GypsyWanderer · 29/10/2021 10:07

@runningfromreality

It hit our family recently and we didn't bother isolating from the child who caught it, cuddling on sofa etc so assumed we would all get it. Only 1 other person caught it in our family of 5 Confused
This has me miffed. We’re a family of 6, DS13 got it 2 weeks ago and nobody else has caught it even though he hasn’t isolated, shares a room with his 2 brothers and is really close to his twin brother, they’re always sitting next to each other. I don’t get it because it’s such a contagious disease. Obviously I’m relieved but just miffed on how it works but as someone said above, it’s a new disease and we don’t know everything about it yet.
Glitterblue · 29/10/2021 12:10

DD is on her last day of isolation today. We've not kept away from her, and DH and I have tested negative every day so far. We were sure we'd get it (both double jabbed but I know it can get through that).

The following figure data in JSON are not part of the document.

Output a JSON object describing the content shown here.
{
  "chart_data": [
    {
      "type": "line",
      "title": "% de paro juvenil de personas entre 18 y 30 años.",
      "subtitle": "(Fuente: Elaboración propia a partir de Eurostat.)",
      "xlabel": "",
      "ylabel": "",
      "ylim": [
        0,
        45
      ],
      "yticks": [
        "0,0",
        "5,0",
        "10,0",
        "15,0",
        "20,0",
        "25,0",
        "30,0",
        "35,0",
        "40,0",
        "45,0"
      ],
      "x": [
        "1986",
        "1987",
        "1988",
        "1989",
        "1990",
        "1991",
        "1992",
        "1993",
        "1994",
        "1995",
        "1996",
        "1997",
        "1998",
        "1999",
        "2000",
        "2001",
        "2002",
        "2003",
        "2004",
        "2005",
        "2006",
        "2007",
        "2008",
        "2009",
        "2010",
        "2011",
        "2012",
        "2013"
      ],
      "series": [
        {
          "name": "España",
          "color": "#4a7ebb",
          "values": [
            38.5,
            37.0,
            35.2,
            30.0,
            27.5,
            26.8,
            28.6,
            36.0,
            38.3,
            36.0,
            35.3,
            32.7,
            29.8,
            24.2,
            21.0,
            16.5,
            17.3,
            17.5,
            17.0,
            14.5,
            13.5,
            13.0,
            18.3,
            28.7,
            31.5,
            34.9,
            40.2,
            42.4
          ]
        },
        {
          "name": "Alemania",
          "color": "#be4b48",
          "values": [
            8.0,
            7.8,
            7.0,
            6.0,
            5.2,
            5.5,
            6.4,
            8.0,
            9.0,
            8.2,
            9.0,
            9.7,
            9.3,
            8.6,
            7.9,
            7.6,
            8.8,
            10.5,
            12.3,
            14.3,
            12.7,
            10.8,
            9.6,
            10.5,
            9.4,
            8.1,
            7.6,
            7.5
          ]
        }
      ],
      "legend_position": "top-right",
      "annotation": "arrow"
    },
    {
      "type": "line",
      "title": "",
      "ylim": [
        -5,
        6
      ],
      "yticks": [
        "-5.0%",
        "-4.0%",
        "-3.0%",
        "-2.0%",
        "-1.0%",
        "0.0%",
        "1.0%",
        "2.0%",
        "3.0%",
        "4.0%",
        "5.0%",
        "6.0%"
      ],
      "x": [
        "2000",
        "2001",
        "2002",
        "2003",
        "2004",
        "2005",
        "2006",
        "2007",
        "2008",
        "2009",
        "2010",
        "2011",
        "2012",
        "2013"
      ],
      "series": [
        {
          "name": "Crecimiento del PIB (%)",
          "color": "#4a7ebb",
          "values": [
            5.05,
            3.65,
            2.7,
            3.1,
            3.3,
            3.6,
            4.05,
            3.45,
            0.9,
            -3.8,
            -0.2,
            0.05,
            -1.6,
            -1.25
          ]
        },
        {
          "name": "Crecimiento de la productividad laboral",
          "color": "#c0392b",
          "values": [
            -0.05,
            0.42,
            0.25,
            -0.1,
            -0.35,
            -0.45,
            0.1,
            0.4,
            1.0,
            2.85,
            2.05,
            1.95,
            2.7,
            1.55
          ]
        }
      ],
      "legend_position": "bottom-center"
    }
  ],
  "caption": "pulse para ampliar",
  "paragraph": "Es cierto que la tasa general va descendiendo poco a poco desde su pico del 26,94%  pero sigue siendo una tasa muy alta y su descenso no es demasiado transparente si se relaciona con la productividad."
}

Theforest · 29/10/2021 12:18

I don't know OP. My DS15 tested positive first and has happily isolated in his room ( minimal symptoms). I am now positive (maybe because I was the one who took him in the car to get PCR) He is still mainly in his own room and I am mainly in the main bedroom but I have certainly given him the biggest hugs now we are both positive.

Hoping the others don't get it, but there is only so much you can do within your control.

Theforest · 29/10/2021 12:19

If we all got it, I think we would just live as normal.

Ginmakesitallok · 29/10/2021 12:22

I'm on my last day of isolating tomorrow, DP finishes Wednesday and dd2 still has 8 days to go. We're not isolating from each other now.

DanceAllDay · 29/10/2021 12:25

My 6 year old got it about a month ago. He didn’t isolate from us or our toddler - I just didn’t think it was feasible with him being so young and away from us for that amount of one. I also felt that we have already been in such close contact before he was positive what difference would it make? DP, toddler and I all took a PCR test as per instruction from track and trace. At the end of the 10 day isolation period DP, toddler and I all took another PCR before we went back into the world. We all tested negative on both occasions.

My mum and siblings have a tested positive this week (not connected with my son) and as they’re in close quarters they’ve all got it.

I’ve no idea how it works! I just think you’ve got to be cautious and not do anything that can impact others outside of your immediate family -
Immediate family I believe would
Always be too late at the point of a positive outcome to make any adjustments to prevent transmission.